Out Abroad: Canada Warns Travelers Visiting US; Man Charged with 'Aggravated Homosexuality' in Uganda

Deputy Prime Minister Chrystia Freeland. Photo via deputypm.canada.ca.

Canada warns LGBTQ travelers going to the U.S., Uganda charges a man with "aggravated homosexuality," and a stranger assaults two men in a homophobic attack in the U.K.

Canada Warns Travelers Visiting US

Canada has advised LGBTQ travelers on the potential dangers of visiting the United States.

According to Reuters, the advisory reads, in part, "Some states have enacted laws and policies that may affect 2SLGBTQI+ persons. Check relevant state and local laws."

Deputy Prime Minister Chrystia Freeland was asked why the advice has been updated and said the Canadian government had experts “look carefully around the world” and “monitor whether there are particular dangers to particular groups of Canadians."

"Every Canadian government ... needs to put at the center of everything we do the interest and the safety of every single Canadian and every single group of Canadians. That's what we're doing now,” said Freeland.

Man Charged With ‘Aggravated Homosexuality’

Photo by Jbmc74, Wikimedia Commons.

A 20-year-old is facing the death penalty after being arrested and charged with “aggravated homosexuality” under Uganda’s anti-LGBTQ law that was introduced earlier this year.

Jacquelyn Okui, a spokesperson for Uganda’s directorate of public prosecutions, told The Guardian that the suspect, “was charged in Soroti [in eastern Uganda] and he is on remand in prison.”

The charge sheet said that the suspect is accused of “unlawful sexual intercourse with … [a] male adult aged 41.”

Okui told Agence France-Presse that she was not sure whether this was the first time a Ugandan had been charged under the new law.

The law, which passed in May, also includes penalties for consensual same-sex relations of up to life in prison.

Men Injured In Homophobic Attack

Michael Smith. Photo via justgiving.com.

Two men in London were the victims of a homophonic attack – the second attack within six days.

According to The Guardian, politicians and campaigners blame the rise in anti-LGBTQ rhetoric for the recent violence.

The victims of the latest attack, Michael Smith and his partner Nat Asabere, were waiting for a bus after attending a Pride event and talking about going to a drag show when they were punched repeatedly by a stranger.

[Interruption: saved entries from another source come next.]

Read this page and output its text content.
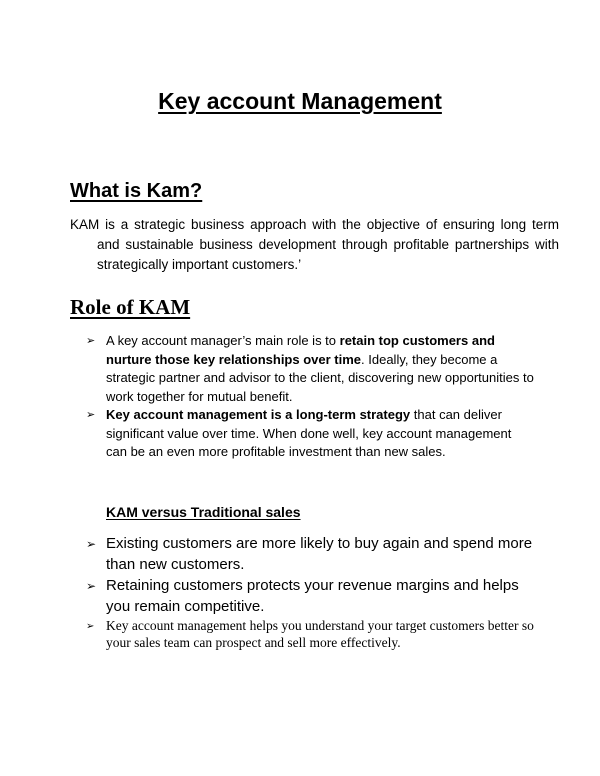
Key account Management
What is Kam?

KAM is a strategic business approach with the objective of ensuring long term and sustainable business development through profitable partnerships with strategically important customers.’

Role of KAM
➢ A key account manager’s main role is to retain top customers and nurture those key relationships over time. Ideally, they become a strategic partner and advisor to the client, discovering new opportunities to work together for mutual benefit.
➢ Key account management is a long-term strategy that can deliver significant value over time. When done well, key account management can be an even more profitable investment than new sales.
KAM versus Traditional sales
➢ Existing customers are more likely to buy again and spend more than new customers.
➢ Retaining customers protects your revenue margins and helps you remain competitive.
➢ Key account management helps you understand your target customers better so your sales team can prospect and sell more effectively.
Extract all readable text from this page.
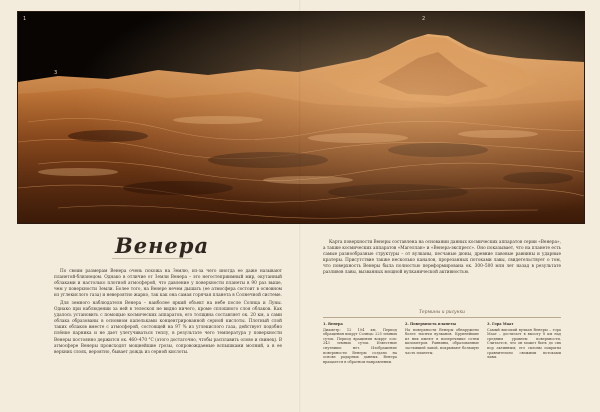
1	2
3
Венера

По своим размерам Венера очень похожа на Землю, из-за чего иногда ее даже называют планетой-близнецом. Однако в отличие от Земли Венера – это негостеприимный мир, окутанный облаками и настолько плотной атмосферой, что давление у поверхности планеты в 90 раз выше, чем у поверхности Земли. Более того, на Венере нечем дышать (ее атмосфера состоит в основном из углекислого газа) и невероятно жарко, так как она самая горячая планета в Солнечной системе.

Для земного наблюдателя Венера – наиболее яркий объект на небе после Солнца и Луны. Однако при наблюдении за ней в телескоп не видно ничего, кроме сплошного слоя облаков. Как удалось установить с помощью космических аппаратов, его толщина составляет ок. 20 км, а сами облака образованы в основном капельками концентрированной серной кислоты. Плотный слой таких облаков вместе с атмосферой, состоящей на 97 % из углекислого газа, действует подобно плёнке парника и не дает улетучиваться теплу, в результате чего температура у поверхности Венеры постоянно держится ок. 460–470 °C (этого достаточно, чтобы расплавить олово и свинец). В атмосфере Венеры происходят мощнейшие грозы, сопровождаемые вспышками молний, а в ее верхних слоях, вероятно, бывает дождь из серной кислоты.

Карта поверхности Венеры составлена на основании данных космических аппаратов серии «Венера», а также космических аппаратов «Магеллан» и «Венера-экспресс». Оно показывает, что на планете есть самые разнообразные структуры – от вулканы, песчаные дюны, древние лавовые равнины и ударные кратеры. Присутствие также несколько каналов, прорезанных потоками лавы, свидетельствует о том, что поверхность Венеры была полностью переформирована ок. 300–500 млн лет назад в результате разливов лавы, вызванных мощной вулканической активностью.

Термины и рисунки
1. Венера
Диаметр: 12 104 км. Период обращения вокруг Солнца: 225 земных суток. Период вращения вокруг оси: 243 земных суток. Известные спутники: нет. Изображение поверхности Венеры создано на основе радарных данных. Венера вращается в обратном направлении.
2. Поверхность планеты
На поверхности Венеры обнаружено более тысячи вулканов. Крупнейшие из них имеют в поперечнике сотни километров. Равнины, образованные застывшей лавой, покрывают большую часть планеты.
3. Гора Маат
Самый высокий вулкан Венеры – гора Маат – достигает в высоту 8 км над средним уровнем поверхности. Считается, что он может быть до сих пор активным; его склоны покрыты сравнительно свежими потоками лавы.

“We were chatting away and there was a guy behind me who obviously overheard our conversation. All of a sudden, he whacked me at the back of my head. Then he started having a go at Michael, slapping him around the face and then punching him on the lip,” said Asabere.

A few days prior, two men were stabbed outside a nightclub.

“The incident is being treated as a homophobic attack. Officers are keeping an open mind. However, at this time they are not treating this incident as linked to another incident in Clapham High Street on 13 August,” said the Metropolitan police.

“I am not going to let anyone take my sexuality away from me or Michael’s sexuality, we are human beings,” said Asabere.